Уверен, что читатели уже видят, как я погружаюсь в чрево города в поисках улик и специалистов по электрической стихии.
Еще один вариант: инспектор, подобно отпетому бюрократу, наглухо запирается в своем кабинете, разворачивает фолиант с пожелтевшими от времени страницами и погружается в чтение.
Действительно, когда хочешь проникнуть в тайны жизни человека, которого уже нет среди нас, единственный выход из положения— прибегнуть к изучению его мемуаров. К сожалению, люди сегодня очень заняты и редко оставляют после себя мемуары. Так обстоит дело и с Медаровым, хотя, что касается Медарова, он как раз не мог пожаловаться на большую занятость. У него было двадцать лет свободного времени, и то, что он не оставил мемуаров, — форменное безобразие.
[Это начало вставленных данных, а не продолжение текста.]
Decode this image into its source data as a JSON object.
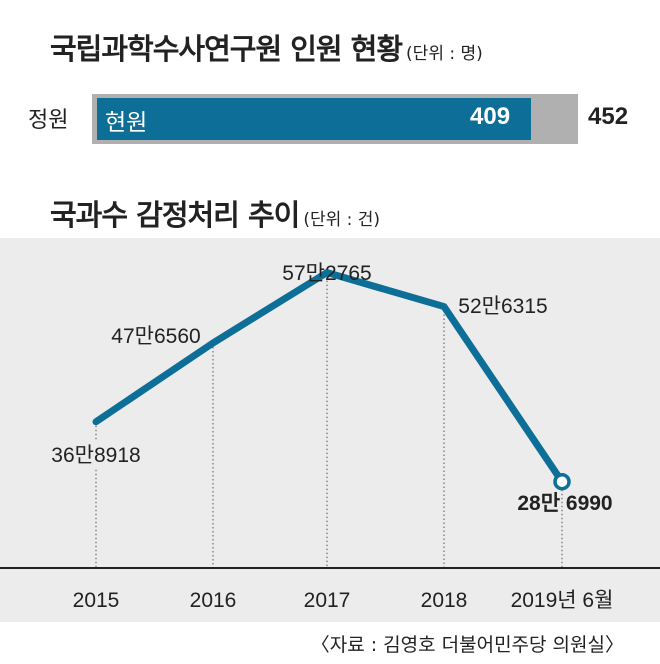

Впрочем, когда нет мемуаров, можно довольствоваться материалами судебного дела. Материалы по делу "Кометы" весьма объемисты, однако данные, которые я извлек из этих документов, более чем скромны: несколько имен, несколько исходных пунктов. А дальше тропинки к истине теряются в бесчисленных поворотах, тонут в неизвестности. Но хорошо, что мы все-таки уже ступили двумя ногами на твердую почву. Немного литературных занятий, несколько звонков по телефону — и вот мы уже на стартовой дорожке. Еще утром я не видел ни одного направления поиска, а сейчас располагаю уже двумя. Чтобы не спутать одно с другим, я даже снабдил их названиями. Первое направление — Илиев. Второе — Танев. А теперь — в добрый час!
Раз уж употребил слово "час", следует уточнить, что в тот момент, когда я взялся за успевший высохнуть плащ, был уже седьмой час. Рабочий день закончился, во всяком случае для некоторых. Излишне говорить, что я к их числу не отношусь.
В седьмом часу трамваи битком набиты, так что мой выбор снова падает на передвижение пешим ходом. Не знаю, говорил ли я уже вам о том, что хождение пешком очень мне помогает. Когда идешь, и мысли движутся вместе с тобой. В общем, поддерживается хорошая деловая атмосфера. Некоторые люди думают, что наша работа состоит главным образом в подкарауливании злоумышленников в темноте, с пистолетом в руках, — так, стоишь себе и ждешь, когда из кустов выскочит убийца с виноватым выражением лица, — или в изучении с помощью стократных луп отпечатков пальцев преступника. А ведь мы, в сущности, люди, которым надо много думать и говорить — разумеется, на строго определенные темы.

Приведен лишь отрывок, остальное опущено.